A FRIEND OF MY FAMILY
is an emergency medical technician. Many years ago he came to my brother, a tool designer, with a problem EMTs faced in the field. He explained that he and his fellow EMTs had no good place in the ambulance to put an IV bag except on a patient’s chest, which seemed both unstable and dismissive of the patient’s experience. So, he and my brother created a workable prototype to address the problem. They even asked other EMTs to test the prototype in the field and received enthusiastically positive feedback.
But then the two of them ran into obstacles. First, securing a patent was expensive and time-consuming, and patent attorneys weren’t common in the rural area where they lived. Second and more important, neither was sure how to scale the product into a business. Uncertain of how to proceed, they abandoned the project. Their experience begs the question: How many other ideas fade away, not for lack of potential but for lack of support? Entrepreneurs call this precarious gap between invention and implementation the “valley of death” for good reason.
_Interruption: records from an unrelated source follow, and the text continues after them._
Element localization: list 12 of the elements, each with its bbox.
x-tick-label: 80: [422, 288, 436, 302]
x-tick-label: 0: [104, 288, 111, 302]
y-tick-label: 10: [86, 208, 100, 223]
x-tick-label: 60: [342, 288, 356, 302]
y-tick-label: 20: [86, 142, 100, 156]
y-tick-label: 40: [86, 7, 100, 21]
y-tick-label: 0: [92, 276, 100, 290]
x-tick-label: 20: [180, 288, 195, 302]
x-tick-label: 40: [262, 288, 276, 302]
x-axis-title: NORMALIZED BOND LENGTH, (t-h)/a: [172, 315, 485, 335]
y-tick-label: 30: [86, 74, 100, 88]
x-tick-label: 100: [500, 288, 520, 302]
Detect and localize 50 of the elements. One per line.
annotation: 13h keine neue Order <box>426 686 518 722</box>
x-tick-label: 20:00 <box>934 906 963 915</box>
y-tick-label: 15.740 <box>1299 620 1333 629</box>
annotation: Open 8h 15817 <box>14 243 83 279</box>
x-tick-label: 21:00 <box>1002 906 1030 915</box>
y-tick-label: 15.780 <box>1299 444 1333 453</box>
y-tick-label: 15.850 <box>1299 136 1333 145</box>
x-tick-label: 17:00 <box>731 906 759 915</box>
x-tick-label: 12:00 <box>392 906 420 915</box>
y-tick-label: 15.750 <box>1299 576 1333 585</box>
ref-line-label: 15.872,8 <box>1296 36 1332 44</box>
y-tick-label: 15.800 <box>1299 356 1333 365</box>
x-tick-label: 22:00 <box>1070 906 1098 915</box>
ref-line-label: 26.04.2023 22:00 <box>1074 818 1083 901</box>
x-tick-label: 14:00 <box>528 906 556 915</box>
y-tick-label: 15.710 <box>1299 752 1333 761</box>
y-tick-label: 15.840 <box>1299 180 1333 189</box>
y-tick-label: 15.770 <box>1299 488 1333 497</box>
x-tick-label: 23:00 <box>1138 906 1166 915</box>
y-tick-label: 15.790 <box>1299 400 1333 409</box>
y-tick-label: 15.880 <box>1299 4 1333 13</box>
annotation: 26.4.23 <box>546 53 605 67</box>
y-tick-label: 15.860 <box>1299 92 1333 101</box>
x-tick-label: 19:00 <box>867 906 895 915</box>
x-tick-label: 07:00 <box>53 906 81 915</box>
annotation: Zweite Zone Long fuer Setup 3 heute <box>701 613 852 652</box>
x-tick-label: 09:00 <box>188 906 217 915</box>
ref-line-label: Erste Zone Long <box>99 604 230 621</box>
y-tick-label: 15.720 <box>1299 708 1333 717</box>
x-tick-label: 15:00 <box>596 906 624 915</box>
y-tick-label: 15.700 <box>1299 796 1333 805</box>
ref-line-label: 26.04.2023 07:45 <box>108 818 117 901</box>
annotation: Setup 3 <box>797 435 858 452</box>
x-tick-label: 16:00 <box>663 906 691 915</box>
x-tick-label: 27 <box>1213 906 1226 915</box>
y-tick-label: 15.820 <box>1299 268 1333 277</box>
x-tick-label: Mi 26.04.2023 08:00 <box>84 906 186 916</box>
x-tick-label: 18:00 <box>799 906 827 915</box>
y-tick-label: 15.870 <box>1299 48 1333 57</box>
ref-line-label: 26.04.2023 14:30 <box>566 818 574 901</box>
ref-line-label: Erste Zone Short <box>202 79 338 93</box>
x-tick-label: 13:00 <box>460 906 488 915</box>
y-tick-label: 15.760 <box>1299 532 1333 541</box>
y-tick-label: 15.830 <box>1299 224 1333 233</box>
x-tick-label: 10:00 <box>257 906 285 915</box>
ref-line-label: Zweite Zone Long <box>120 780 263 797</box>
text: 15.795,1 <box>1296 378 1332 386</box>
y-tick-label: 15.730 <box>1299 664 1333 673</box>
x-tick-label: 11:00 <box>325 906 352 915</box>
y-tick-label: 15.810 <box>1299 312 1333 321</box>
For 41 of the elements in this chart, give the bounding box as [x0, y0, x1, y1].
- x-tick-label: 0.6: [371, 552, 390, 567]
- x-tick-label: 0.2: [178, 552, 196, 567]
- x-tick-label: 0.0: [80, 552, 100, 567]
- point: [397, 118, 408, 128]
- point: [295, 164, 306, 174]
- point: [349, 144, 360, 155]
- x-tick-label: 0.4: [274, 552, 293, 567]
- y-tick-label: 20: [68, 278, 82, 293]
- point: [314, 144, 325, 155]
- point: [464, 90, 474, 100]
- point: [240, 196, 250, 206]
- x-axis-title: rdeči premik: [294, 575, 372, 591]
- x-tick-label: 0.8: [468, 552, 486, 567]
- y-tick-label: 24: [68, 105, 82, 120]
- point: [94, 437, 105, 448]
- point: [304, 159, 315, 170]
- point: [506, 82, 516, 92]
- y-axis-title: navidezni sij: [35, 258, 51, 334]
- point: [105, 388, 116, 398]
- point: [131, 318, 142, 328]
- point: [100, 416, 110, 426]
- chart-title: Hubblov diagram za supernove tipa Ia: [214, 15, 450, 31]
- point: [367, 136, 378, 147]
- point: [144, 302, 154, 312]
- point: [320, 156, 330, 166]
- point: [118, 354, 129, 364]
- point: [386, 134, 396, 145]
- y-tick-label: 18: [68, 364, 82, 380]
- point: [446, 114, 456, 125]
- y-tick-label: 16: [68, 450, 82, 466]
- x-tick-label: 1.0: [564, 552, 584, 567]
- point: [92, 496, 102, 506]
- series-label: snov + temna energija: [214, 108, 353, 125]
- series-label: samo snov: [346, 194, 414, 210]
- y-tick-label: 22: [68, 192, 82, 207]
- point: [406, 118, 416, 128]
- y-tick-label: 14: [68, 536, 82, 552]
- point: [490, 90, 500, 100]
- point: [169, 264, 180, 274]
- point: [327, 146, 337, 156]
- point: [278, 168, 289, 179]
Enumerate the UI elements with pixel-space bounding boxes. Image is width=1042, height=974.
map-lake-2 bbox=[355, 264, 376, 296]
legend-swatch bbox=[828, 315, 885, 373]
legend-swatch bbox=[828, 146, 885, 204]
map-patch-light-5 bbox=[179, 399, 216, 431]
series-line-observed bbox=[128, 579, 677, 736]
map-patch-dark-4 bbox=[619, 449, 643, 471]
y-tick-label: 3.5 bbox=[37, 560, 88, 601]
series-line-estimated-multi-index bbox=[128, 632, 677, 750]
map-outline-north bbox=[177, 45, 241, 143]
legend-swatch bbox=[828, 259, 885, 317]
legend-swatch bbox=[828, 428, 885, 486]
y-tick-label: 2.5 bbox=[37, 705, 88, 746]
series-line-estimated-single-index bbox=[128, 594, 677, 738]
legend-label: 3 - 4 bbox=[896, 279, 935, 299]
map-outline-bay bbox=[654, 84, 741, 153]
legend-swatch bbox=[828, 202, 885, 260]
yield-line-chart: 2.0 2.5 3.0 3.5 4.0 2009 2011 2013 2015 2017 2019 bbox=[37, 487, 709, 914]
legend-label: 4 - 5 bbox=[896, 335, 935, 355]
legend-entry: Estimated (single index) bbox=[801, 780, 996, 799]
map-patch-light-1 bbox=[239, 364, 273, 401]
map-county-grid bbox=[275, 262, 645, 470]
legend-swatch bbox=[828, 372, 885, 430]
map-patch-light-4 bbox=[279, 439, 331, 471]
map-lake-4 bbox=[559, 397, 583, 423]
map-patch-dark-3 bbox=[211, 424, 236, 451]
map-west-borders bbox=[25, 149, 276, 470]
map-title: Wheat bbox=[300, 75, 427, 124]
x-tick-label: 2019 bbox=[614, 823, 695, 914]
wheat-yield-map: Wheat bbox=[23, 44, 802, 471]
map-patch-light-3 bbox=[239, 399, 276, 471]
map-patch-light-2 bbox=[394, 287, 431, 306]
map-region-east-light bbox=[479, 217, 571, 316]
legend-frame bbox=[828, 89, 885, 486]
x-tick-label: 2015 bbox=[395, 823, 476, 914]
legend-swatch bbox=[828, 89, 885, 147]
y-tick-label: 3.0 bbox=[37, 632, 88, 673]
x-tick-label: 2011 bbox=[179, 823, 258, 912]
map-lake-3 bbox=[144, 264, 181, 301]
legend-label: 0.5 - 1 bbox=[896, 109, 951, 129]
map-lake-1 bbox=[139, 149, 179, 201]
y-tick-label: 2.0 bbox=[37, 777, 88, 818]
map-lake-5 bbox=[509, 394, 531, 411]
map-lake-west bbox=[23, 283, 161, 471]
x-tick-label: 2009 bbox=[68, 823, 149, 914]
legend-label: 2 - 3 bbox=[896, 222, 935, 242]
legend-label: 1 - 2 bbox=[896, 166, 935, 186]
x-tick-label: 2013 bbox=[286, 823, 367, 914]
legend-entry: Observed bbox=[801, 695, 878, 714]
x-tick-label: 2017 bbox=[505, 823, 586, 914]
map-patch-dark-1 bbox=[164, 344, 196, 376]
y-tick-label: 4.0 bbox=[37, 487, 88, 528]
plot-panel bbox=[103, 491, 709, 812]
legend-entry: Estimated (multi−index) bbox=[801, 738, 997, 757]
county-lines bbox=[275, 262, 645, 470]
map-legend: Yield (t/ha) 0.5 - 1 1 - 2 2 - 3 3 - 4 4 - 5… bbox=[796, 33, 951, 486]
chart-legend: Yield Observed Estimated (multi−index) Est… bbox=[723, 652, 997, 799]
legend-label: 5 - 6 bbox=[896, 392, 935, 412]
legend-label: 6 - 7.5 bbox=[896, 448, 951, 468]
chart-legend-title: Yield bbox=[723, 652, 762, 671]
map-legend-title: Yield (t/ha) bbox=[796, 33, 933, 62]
University administrators are becoming keenly aware of this gap, particularly as it affects their faculty’s research discoveries. After all, if professors have great ideas but lack the support to take them to market, their innovations will have little impact. But if professors have access to workshops where they can learn about startup creation, incubators where they can develop concepts, and offices of technology transfer that will help them with funding, patenting, and licensing—suddenly their ideas can take flight.
With universities doing more to convert campus-based innovations into marketable solutions, we wanted to delve into how commercialization is evolving in higher ed. In “Crash Course in Commercialization,” Don Rose and Cam Patterson, co-authors of a guide for university-based tech transfer, lay out strategies for developing and sustaining successful campus commercialization ventures. Not surprisingly, these strategies rely on business schools to provide savvy managers to help scientists write viable business plans and build successful startups.
In “State of Development,” educators leading commercialization efforts share their universities’ lab-to-market strategies. Julie Nagel, associate vice chancellor for innovation and entrepreneurship at the University of Kansas in Lawrence, tells us that if universities want their faculty to put the effort into turning their research into business opportunities, they’ll need to offer support each step of the way. “Our job is to make the process easier and identify the right partners to help faculty develop their technologies,” she says. “If faculty want to develop a vaccine that will save children’s lives in emerging nations, they’re not going to be able to do that by staying within the boundaries of their universities.”
That kind of support is crucial, especially to those like my brother and the EMT who might not initially view themselves as entrepreneurs. It means that faculty with great ideas are more likely to defeat the so-called valley of death, bridging that gulf between proof of concept and—if all goes well—a profitable and productive venture.